Nearly 400 pages and over 30 interviews, with exclusive content on the history of Japanese games. The origins of Hudson, Masaya's epic robot sagas, Nintendo's funding of a PlayStation RTS, detailed history of Westone Entertainment, and a diverse range of unreleased games. Includes exclusive office layout maps, design documents, and archive photos. In a world first - something no other journalist has dared examine - there's candid discussion on the involvement of Japan's yakuza in the industry. Forewords by Retro Gamer founding editor Martyn Carroll and game history professor Martin Picard.
Interviews are such a pain to read and include so many unnecessary, almost annoying things, that I was really struggling to continue reading. I paid money for the interviews with the developer and was hoping to read nice book about development, not things around it. Instead I got a mess: and not only visual side but, what is much more worse, content mess.

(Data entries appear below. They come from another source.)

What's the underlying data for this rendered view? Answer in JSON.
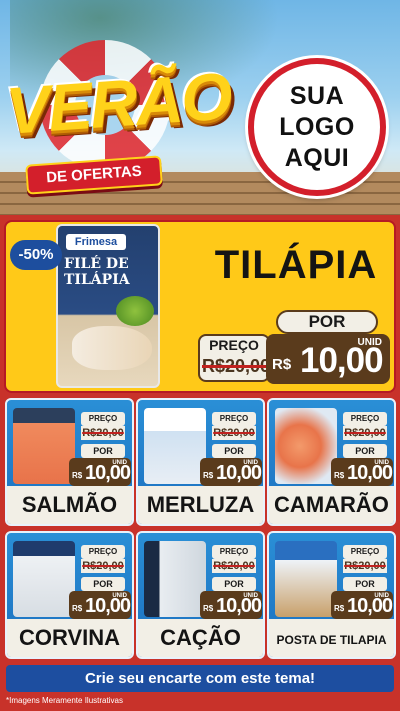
{
  "header": {
    "title": "VERÃO",
    "subtitle": "DE OFERTAS",
    "logo_lines": [
      "SUA",
      "LOGO",
      "AQUI"
    ]
  },
  "featured": {
    "discount": "-50%",
    "brand": "Frimesa",
    "package_name": "FILÉ DE TILÁPIA",
    "name": "TILÁPIA",
    "label_por": "POR",
    "label_preco": "PREÇO",
    "old_price": "R$20,00",
    "currency": "R$",
    "new_price": "10,00",
    "unit": "UNID"
  },
  "products": [
    {
      "name": "SALMÃO",
      "preco_label": "PREÇO",
      "old_price": "R$20,00",
      "por_label": "POR",
      "currency": "R$",
      "new_price": "10,00",
      "unit": "UNID"
    },
    {
      "name": "MERLUZA",
      "preco_label": "PREÇO",
      "old_price": "R$20,00",
      "por_label": "POR",
      "currency": "R$",
      "new_price": "10,00",
      "unit": "UNID"
    },
    {
      "name": "CAMARÃO",
      "preco_label": "PREÇO",
      "old_price": "R$20,00",
      "por_label": "POR",
      "currency": "R$",
      "new_price": "10,00",
      "unit": "UNID"
    },
    {
      "name": "CORVINA",
      "preco_label": "PREÇO",
      "old_price": "R$20,00",
      "por_label": "POR",
      "currency": "R$",
      "new_price": "10,00",
      "unit": "UNID"
    },
    {
      "name": "CAÇÃO",
      "preco_label": "PREÇO",
      "old_price": "R$20,00",
      "por_label": "POR",
      "currency": "R$",
      "new_price": "10,00",
      "unit": "UNID"
    },
    {
      "name": "POSTA DE TILAPIA",
      "preco_label": "PREÇO",
      "old_price": "R$20,00",
      "por_label": "POR",
      "currency": "R$",
      "new_price": "10,00",
      "unit": "UNID"
    }
  ],
  "cta": "Crie seu encarte com este tema!",
  "disclaimer": "*Imagens Meramente Ilustrativas",
  "colors": {
    "background_red": "#c8322a",
    "yellow": "#ffc918",
    "blue_card": "#1b6fbf",
    "brown_price": "#5a3b1c",
    "cta_blue": "#1d4ea0"
  }
}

Book is full of weird statements & forced questions, each interview feels like if two people were locked in the room and were asked to talk about something which they don't really care about now but they have to still do it. Are you a kid trying to write something or adult writing serious book? Why the hell didn't the author take a small effort to be professional and really prepare instead of shooting questions based on what he is currently thinking about, furniture next to the developer, or what lies on the table in the room? There's no concept, everything is written so randomly and in an annoying style! Almost like the author wants to patronize his readers by pretending not to know anything about game dev and asking for any stupid thing he thinks of. Writing is at a middle school entry-level; it hurts your eyes and brain the more you try to read, and you want to be over with it ASAP and do something else.
Avoid, not worth of your time even if given for free. Yes, not guilty pleasure bad, just plain bad. I think there are better books from other authors, or read some nice short & focused interviews on internet.
The editing is really amateurish.. It's just several hundred pages of verbatim transcriptions of several interviews. Lots of unnecessary footnotes and random black and white images throughout. The content is interesting though, in the end.
More of the same from volume 1 so that means lots of interesting behind the scenes stuff and information about classic games, but it also means some odd editorial choices, weird need to have everyone draw their old office layouts, and lack of real broad discussion about the overall theme. He lets the interviews tell the story, which is fine, but sometimes he leaves in things that should have been taken out, like a page of conversation where interview subjects talks about the autograph book they're signing during the interview. Also, there are a few strange rant chapters where he rages against SJW's, and the idea that Japan is declining in game production. Again, both valid points but they seem almost like forum entries rather than something that belongs in here. I think that this is a case where the subject is so niche that most people won't care, but a "better" writer could have probably shrunk this project into one book that focused more on historical perspective using the interviews as background, rather than just dumping the translated interviews and leaving that as the book. An example of why crowd funding can be a boon and a curse at the same time. Worth reading and buying though! I want part 3 to come out!